Scandinavian journal of gastroenterology (2011-10-14)
Atle van Beelen Granlund, Vidar Beisvag, Sverre H Torp, Arnar Flatberg, Per Martin Kleveland, Ann Elisabeth Ostvik, Helge L Waldum, Arne K Sandvik
ZUSAMMENFASSUNG

To do a genome-wide gene expression study of active and inactive ulcerative colitis and Crohn's disease (inflammatory bowel disease--IBD) and examine the most differentially expressed genes. As the study showed an extreme upregulation of all regenerating islet-derived genes (REG proteins) in active IBD, we further studied the expression of REGs on protein level in active and inactive IBD, as well as in non-IBD (pseudomembranous) colitis. Microarray analysis was done on a total of 100 pinch biopsy samples from healthy controls and patients with Crohn's disease or ulcerative colitis. Tissue samples from IBD and pseudomembranous colitis were examined with routine histology and immunohistochemical analysis for REGIα, REGIV, DEFA6, and serotonin. REG mRNAs were up to 83 times overexpressed in diseased mucosa compared with mucosa from healthy individuals. REGIα and REGIV were overexpressed at immunohistochemistry and located to different mucosal cell types.
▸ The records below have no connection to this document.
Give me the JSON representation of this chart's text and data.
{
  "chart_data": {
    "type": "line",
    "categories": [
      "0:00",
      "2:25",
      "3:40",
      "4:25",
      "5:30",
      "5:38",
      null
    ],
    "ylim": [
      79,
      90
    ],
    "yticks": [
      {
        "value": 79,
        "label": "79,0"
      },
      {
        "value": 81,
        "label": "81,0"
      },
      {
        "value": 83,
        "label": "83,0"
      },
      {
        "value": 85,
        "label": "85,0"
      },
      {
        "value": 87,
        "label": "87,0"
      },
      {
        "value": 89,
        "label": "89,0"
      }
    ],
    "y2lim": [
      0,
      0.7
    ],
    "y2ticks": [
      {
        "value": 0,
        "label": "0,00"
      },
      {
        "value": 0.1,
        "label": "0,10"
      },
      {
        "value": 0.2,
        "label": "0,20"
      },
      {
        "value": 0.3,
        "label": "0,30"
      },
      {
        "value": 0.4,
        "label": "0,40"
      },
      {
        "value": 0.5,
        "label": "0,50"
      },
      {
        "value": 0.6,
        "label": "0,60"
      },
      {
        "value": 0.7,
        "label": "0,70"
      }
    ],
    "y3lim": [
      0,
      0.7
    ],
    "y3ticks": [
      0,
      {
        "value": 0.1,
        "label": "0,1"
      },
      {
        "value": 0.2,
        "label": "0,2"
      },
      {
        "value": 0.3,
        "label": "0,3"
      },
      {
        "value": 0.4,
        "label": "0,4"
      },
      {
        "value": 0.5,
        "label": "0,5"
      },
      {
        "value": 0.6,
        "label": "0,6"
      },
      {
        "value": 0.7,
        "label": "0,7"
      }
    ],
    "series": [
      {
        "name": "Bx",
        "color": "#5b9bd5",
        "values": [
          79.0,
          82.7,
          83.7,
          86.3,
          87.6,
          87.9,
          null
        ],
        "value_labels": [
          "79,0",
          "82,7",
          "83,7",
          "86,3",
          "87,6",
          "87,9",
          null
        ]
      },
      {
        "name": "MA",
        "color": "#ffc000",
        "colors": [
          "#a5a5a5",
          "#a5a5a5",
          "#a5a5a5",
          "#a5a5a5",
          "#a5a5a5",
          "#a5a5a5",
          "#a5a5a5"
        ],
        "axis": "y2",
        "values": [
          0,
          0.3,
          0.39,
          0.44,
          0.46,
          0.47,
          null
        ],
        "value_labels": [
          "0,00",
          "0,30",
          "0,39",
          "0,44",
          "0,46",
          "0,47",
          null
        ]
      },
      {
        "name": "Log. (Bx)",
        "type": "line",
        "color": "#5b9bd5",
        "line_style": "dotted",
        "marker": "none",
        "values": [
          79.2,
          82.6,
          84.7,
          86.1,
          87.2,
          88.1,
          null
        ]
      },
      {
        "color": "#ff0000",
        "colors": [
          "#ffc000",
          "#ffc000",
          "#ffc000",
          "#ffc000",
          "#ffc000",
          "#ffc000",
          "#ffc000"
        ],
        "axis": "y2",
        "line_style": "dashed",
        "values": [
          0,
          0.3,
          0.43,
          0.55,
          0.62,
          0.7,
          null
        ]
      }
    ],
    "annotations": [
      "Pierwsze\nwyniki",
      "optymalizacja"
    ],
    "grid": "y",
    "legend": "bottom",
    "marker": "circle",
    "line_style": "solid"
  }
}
REGIα was expressed in basal half of crypts, REGIV in mid and outer parts of crypts and in surface epithelium and seems to be stored in, and secreted from, goblets. Pseudomembranous colitis samples showed similar staining patterns, and some IBD samples stained REG positive without inflammation on routine histology. All REG family mRNAs are upregulated in IBD. REGIα and REGIV have different cellular localization, possibly reflecting different biological functions. REG protein expression also in pseudomembranous colitis shows that REG family proteins are regulated in inflammatory injury and repair, not specifically for IBD as previously thought.